Cancellation of booking and conscription on the same day – was the conscripted person able to avoid mobilization through the court
The Ternopil District Administrative Court considered an administrative case on the claim of a conscripted person against the Territorial Center of Recruitment and Social Support (TCRSS) and the Military Medical Commission (MMC) at the TCRSS regarding the recognition of actions as unlawful and the obligation to perform certain actions.
Circumstances of the case
The plaintiff challenged the procedure of his mobilization, claiming that it was carried out in violation of paragraph 1 of part 1 of article 23 of the Law of Ukraine "On Mobilization Preparation and Mobilization" and paragraph 2 of the Procedure for conscription of citizens for military service during mobilization, in a special period. He requested to recognize as unlawful and cancel the decision of the military-medical commission dated January 6, 2026, documented by certificate No. 2026-0106-1955-5302-3, which declared him fit for military service, as well as to recognize as unlawful and cancel the order of the head of the TCRSS No. 85 dated January 6, 2026, regarding his conscription for military service during mobilization.
In the claim, the plaintiff stated that he has been working as a postman at the Joint Stock Company "Ukrposhta" since January 2025 and had a booking exemption from mobilization. To confirm this, he referred to an employment certificate, an electronic military registration document in the "Reserve+" app, and a screenshot with information about the deferral until January 9, 2026.
According to the plaintiff, he arrived at the TCRSS to clarify an issue regarding a notification about violation of military registration rules. Instead, he was offered to undergo a military-medical examination. The plaintiff informed about the booking, provided documents, and refused to undergo the examination without the possibility to collect additional medical documents. Despite this, on January 6, 2026, the military-medical commission declared him fit, and the next day he was sent to the military unit.

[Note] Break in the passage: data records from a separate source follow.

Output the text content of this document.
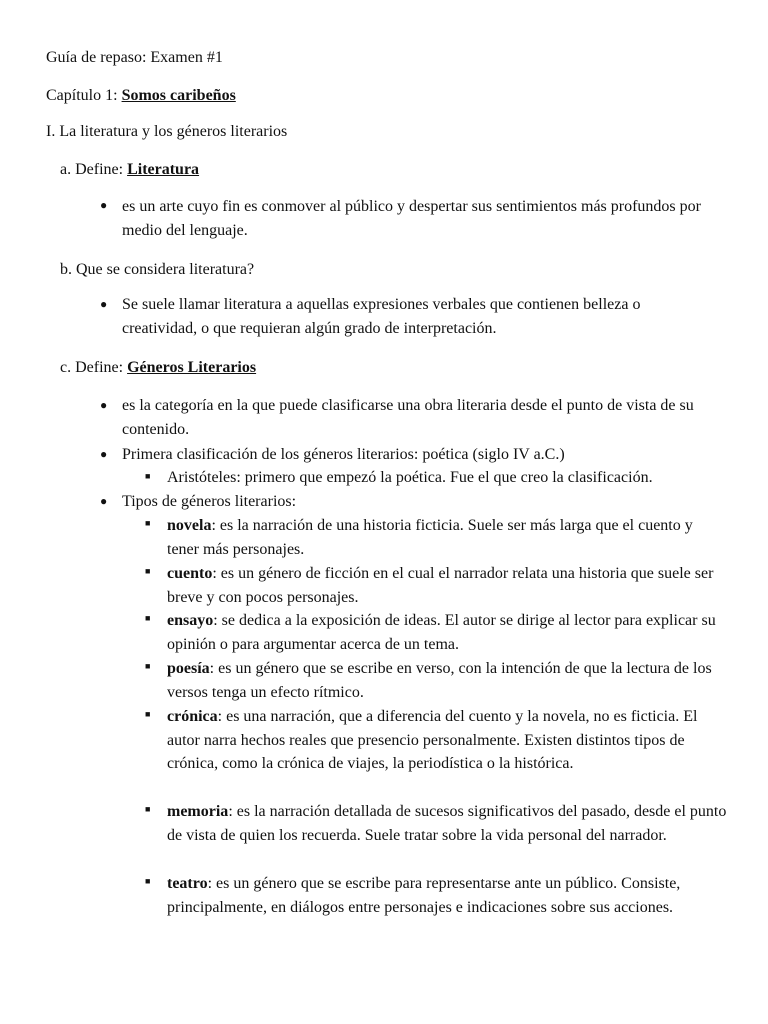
Guía de repaso: Examen #1
Capítulo 1: Somos caribeños
I. La literatura y los géneros literarios
a. Define: Literatura
● es un arte cuyo fin es conmover al público y despertar sus sentimientos más profundos por medio del lenguaje.
b. Que se considera literatura?
● Se suele llamar literatura a aquellas expresiones verbales que contienen belleza o creatividad, o que requieran algún grado de interpretación.
c. Define: Géneros Literarios
● es la categoría en la que puede clasificarse una obra literaria desde el punto de vista de su contenido.
● Primera clasificación de los géneros literarios: poética (siglo IV a.C.)
■ Aristóteles: primero que empezó la poética. Fue el que creo la clasificación.
● Tipos de géneros literarios:
■ novela: es la narración de una historia ficticia. Suele ser más larga que el cuento y tener más personajes.
■ cuento: es un género de ficción en el cual el narrador relata una historia que suele ser breve y con pocos personajes.
■ ensayo: se dedica a la exposición de ideas. El autor se dirige al lector para explicar su opinión o para argumentar acerca de un tema.
■ poesía: es un género que se escribe en verso, con la intención de que la lectura de los versos tenga un efecto rítmico.
■ crónica: es una narración, que a diferencia del cuento y la novela, no es ficticia. El autor narra hechos reales que presencio personalmente. Existen distintos tipos de crónica, como la crónica de viajes, la periodística o la histórica.
■ memoria: es la narración detallada de sucesos significativos del pasado, desde el punto de vista de quien los recuerda. Suele tratar sobre la vida personal del narrador.
■ teatro: es un género que se escribe para representarse ante un público. Consiste, principalmente, en diálogos entre personajes e indicaciones sobre sus acciones.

However, the TCRSS representative in the response to the claim noted that the plaintiff was wanted for violation of military registration rules (article 210-1 of the Code of Ukraine on Administrative Offenses), was subject to conscription, and was sent for a medical examination. Based on the review of medical records in the electronic health care system, he was recognized as fit for military service under article 64v of column II of the Schedule of Diseases. Since the booking was absent, he was conscripted by order dated January 6, 2026.
The court requested evidence regarding the booking from "Ukrposhta" and the TCRSS. "Ukrposhta" did not provide a complete set of documents. From the extract of the "Obereg" Register provided by the TCRSS, it was established that the plaintiff's booking was canceled on January 6, 2026, at the request of the organization's head. A letter from "Ukrposhta" dated June 2, 2026, confirmed that during rebooking, the plaintiff's wanted status was discovered, which made booking impossible.
What the court decided
The Ternopil District Administrative Court in case No. 500/483/26 dismissed the claim in full.
The court concluded that at the time of conscription on January 6, 2026, the plaintiff did not have a valid booking issued in accordance with the established Procedure for booking. Information about the deferral in the electronic military registration document was not supported by proper evidence at the time of mobilization measures. The booking was canceled at the request of the organization's head, as confirmed by the extract from the "Obereg" Register.
Regarding the conclusion of the military-medical commission, the court noted that the authority to assess health status and fitness for military service belongs to the MMC, not the court. The court only verifies the legality of the examination procedure. There is no evidence of violation of the medical examination procedure in the case. The plaintiff did not appeal the MMC decision to the higher military-medical commission.
Regarding the conscription order, the court found it lawful since at the time of issuance there were no grounds for deferral, and the plaintiff was recognized as fit. The individual legal act of conscription exhausted its effect by the fact of the plaintiff's enrollment in the military unit.
The court emphasized that booking must be implemented in the manner prescribed by law through the Diia Portal or relevant lists. The right to deferral was not properly formalized and confirmed at the time of conscription. The plaintiff's arguments about the existence of booking were rejected as unproven.
Thus, the court recognized the actions of the TCRSS and MMC as lawful, and the grounds for recognizing them as unlawful were absent. The decision can be appealed to the Eighth Administrative Court of Appeal within thirty days.